The curse of the law firm is the work tap all too-often isn’t constant. It’s not tax advisory work every week, or audit every year, or business consultancy on a continuous basis, but dipping in and out of this, maybe not having any meaningful interface between one part of your business (litigation, say) and the client for years, only for a “bet the farm” issue to crop up where all that client relationship management stuff will finally pay off.

If you want to be a true general service adviser, you have no option but to cover the waterfront and that is expensive, because you can’t staff your firm with generalist advisers; few lawyers can cover Corporate, Property and Commercial, for instance, and certainly not with any level of sophistication, and with very heightened risk. The more of a generalist you are, the greater the risk of missing something which could prove catastrophic, the further out of your depth you become as your client grows and becomes more sophisticated.

That is the conundrum for Law, it’s what keeps lawyers up at night, and as the sector has developed, many traditional general service firms have gone out of business or been forced into mergers by larger, more sophisticated rivals able to do everything bigger and better, and to keep developing every aspect of their offering in line with market changes.

At the same time, a few specialist disciplines have developed to the extent that niche or super-niche practices have come into being. It’s difficult to maintain a top class Pensions practice in London, for instance, when there is a super-niche Pensions firm packed with many of the stars of the sector to which you can effectively sub-contract the work without any fear of losing other bits of the business you provide to your client. That allows clients to more effectively pick-and-mix their services, but it takes a sophisticated buyer to get the best out of this, and few do it that well, efficiently or effectively, especially outside Big Business.

In any other industry, the choices would be clear: get rid of all the non-core business and focus on the core. But in law firms this can be a disaster. Corporate lawyers, for instance, positively loathe being ‘sectorised’, both for practical and philosophical reasons; the net effect is that you cannot build a corporate practice focused on a single sector or even two or three sectors to the exclusion of other things that might float along the stream.

So here, we can see that even dipping a toe in the water and aiming for Focus is a bedevilling experience for law firms. The apparent incoherence plays out in virtually every law firm claiming to pursue a ‘sector strategy’, with – to the naked eye – such law firms seeming to be nothing more than a collection of sectors which have little or nothing to do with one another, the very antithesis of Focus.

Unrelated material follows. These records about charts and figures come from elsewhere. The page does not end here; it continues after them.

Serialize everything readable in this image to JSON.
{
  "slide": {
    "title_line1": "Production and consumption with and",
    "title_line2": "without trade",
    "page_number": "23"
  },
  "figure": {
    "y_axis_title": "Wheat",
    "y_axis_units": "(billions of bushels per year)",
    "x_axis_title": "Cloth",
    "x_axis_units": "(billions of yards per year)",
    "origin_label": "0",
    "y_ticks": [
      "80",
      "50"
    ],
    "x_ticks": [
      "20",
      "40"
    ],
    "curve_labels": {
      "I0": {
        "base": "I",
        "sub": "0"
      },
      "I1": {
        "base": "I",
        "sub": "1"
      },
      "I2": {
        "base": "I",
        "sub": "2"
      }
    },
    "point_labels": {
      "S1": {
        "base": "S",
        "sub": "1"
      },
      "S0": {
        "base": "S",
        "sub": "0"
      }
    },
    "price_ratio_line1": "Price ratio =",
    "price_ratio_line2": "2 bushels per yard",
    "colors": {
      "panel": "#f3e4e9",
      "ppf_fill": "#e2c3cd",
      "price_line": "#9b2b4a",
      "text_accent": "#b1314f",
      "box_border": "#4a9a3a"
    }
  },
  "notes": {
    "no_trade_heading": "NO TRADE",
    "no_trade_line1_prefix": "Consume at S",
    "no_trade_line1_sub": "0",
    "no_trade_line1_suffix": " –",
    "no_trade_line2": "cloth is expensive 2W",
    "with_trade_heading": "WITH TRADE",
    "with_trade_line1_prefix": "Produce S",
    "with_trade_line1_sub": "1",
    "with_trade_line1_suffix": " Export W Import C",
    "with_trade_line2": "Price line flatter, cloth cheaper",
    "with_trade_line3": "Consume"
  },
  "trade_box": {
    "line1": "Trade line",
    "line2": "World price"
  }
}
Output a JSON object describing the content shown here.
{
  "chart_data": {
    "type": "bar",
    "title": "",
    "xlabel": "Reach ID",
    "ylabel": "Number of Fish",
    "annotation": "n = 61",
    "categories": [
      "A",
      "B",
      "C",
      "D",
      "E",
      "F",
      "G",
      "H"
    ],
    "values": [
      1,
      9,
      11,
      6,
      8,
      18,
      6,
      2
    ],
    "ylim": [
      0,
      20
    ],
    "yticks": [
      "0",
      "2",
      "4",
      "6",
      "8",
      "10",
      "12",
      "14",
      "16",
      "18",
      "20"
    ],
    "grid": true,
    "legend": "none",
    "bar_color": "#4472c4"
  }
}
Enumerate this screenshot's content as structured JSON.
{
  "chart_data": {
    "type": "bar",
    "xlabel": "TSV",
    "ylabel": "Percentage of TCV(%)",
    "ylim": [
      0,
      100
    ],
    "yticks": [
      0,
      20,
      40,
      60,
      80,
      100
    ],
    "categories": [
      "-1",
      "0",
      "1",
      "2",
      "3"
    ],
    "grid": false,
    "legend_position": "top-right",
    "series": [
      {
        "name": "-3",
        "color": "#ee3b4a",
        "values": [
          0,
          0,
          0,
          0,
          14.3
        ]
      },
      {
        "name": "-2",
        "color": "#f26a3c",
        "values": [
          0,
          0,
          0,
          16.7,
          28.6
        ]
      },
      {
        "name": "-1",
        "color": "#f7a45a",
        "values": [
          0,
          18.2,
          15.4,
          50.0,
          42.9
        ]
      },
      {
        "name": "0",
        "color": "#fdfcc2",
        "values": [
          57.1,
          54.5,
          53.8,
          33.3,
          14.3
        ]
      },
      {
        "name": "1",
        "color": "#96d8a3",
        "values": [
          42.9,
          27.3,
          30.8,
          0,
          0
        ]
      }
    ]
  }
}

What to do, then? To Focus or not to Focus? As with any complex problem, there are no simple solutions. Insurance, to use our example, has become a graveyard for law firms which have tried differing strategies to cope with a Perfect Storm of market pressures and the changing nature of the sector.

The truth is that there is no one answer, no magic bullet. Every law firm is faced with its own scenario, with little to be gained from “how others do it” beyond some really obvious generalities – smarten up your processes, for instance.

The best focus you can attain is a sharp focus on your own scenario, its particular stresses and strains, its requirements and opportunities, and the willingness to face the truth of your circumstances and to take the hard decisions which might be required.

Yes, focus is all, but make sure you’re focusing in the right place.